This week's terror alert covering financial institutions in New York, Washington and New Jersey is the latest reminder that security will be a major issue in this year's U.S. presidential race.
As they both campaign around the country, President Bush and Senator John Kerry are determined to convince voters of their ability to protect Americans from terrorism.
"See, you cannot talk sense to the terrorists," said President Bush. "You cannot negotiate with them. You cannot hope for the best. You must bring them to justice."
"I will lead America in war with the lessons I learned in war, and I defended this country as a young man, I will defend this country as president of the United States," Mr. Kerry said.
Public opinion polls have consistently given President Bush an advantage on the question of who would do a better job of handling the war on terrorism.
Independent analyst Stuart Rothenberg says many voters will likely decide whether to re-elect the president largely on that one issue.

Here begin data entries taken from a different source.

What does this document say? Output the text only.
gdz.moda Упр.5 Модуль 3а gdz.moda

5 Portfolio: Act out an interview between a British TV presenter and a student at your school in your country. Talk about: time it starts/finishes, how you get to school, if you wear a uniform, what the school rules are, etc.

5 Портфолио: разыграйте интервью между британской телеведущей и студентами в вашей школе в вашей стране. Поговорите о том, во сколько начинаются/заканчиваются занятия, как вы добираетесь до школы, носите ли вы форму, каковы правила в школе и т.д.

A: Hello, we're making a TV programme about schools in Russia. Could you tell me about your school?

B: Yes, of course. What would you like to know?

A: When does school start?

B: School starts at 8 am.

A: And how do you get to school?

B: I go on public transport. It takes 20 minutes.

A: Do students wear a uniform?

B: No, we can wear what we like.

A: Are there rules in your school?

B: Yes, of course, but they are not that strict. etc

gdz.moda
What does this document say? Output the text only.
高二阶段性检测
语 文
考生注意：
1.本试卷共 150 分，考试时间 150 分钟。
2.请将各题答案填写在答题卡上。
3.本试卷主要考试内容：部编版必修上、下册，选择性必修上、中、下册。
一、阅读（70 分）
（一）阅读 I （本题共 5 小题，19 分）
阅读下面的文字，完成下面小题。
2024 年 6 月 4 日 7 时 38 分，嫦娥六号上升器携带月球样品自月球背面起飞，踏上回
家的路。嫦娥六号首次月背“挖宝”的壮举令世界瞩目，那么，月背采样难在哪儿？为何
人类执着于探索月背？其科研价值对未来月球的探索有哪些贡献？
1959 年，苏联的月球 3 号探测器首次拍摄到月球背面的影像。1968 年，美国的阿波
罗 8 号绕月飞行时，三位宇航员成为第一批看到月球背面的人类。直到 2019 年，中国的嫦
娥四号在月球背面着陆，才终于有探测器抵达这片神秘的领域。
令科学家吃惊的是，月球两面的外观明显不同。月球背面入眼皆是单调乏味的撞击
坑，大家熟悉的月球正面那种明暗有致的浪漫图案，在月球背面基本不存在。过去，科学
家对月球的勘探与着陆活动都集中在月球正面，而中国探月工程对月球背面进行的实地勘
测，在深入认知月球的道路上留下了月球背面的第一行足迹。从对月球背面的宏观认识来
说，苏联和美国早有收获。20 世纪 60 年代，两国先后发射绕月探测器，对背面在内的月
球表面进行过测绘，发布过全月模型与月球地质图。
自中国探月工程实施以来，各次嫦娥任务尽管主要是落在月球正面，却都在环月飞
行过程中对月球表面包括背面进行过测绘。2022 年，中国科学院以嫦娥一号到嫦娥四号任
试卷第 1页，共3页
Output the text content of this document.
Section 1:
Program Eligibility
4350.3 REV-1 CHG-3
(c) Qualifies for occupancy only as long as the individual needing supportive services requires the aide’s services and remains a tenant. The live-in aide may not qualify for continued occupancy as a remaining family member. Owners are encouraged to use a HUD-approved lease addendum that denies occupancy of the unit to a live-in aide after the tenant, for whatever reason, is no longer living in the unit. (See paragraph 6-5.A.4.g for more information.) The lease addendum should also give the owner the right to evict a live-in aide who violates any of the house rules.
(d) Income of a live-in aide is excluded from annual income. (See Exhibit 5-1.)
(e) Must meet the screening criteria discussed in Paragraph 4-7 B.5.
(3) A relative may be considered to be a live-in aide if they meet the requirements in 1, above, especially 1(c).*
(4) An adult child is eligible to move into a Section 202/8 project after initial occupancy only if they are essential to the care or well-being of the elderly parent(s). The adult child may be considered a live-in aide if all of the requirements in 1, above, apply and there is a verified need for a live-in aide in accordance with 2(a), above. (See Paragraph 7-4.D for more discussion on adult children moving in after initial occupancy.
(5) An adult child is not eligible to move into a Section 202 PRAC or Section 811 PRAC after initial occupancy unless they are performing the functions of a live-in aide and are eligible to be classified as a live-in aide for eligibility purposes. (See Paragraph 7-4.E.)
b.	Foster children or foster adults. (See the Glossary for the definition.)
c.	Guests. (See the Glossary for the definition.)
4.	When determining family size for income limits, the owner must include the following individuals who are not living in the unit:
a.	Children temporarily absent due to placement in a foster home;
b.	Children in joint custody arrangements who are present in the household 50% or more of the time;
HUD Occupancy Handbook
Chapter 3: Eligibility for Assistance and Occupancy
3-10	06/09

"I think if the voters evaluate George Bush generally on terrorism, I think that is an asset for him," he said. "If the voters look specifically about Iraq and casualties and car bombs and things like that, that is not nearly as good for the president."
Senator Kerry spent most of the recent Democratic convention trying to convince the public that he would be a more effective commander in chief than President Bush, largely because of his combat experience in Vietnam.
Some new polls suggest Senator Kerry did not get much of a boost from the convention and that the race is still basically a dead heat.
But Vaughn Ververs, editor of the Hotline political newsletter, says a more careful reading of the latest polls indicates Senator Kerry has pulled even with the president on the question of who would be a better commander in chief and who can better handle the war on terrorism.
"Kerry really did get a bounce," he said. "He is now seen as a more capable commander in chief. He is just a little bit trailing Bush on [handling] the war on terror in some of these polls."
The timing of the recent terror alert and the fact that it was, in part, based on information going back a few years, has prompted a debate between Bush and Kerry supporters on whether the terror alerts might be used for political purposes.
This exchange took place on a call-in program on the C-SPAN public affairs network.
"We already know that we are under alert since 9/11 and I think that the people need to realize that this has been orchestrated by the Republicans," said one caller.
"I think people calling in and making these ridiculous statements about this being planned by Bush, I think they better stop and think about something," said another caller. "Evidently, Kerry is falling for it too because he called for Congress to come back early and get going on this [the 9/11 commission recommendations]."
Both candidates have also rushed to embrace the recommendations of the 9/11 commission. President Bush says he will support the creation of a national intelligence director to coordinate intelligence gathering.
For his part, Senator Kerry says Congress should return to work immediately to implement all of the panel's major recommendations.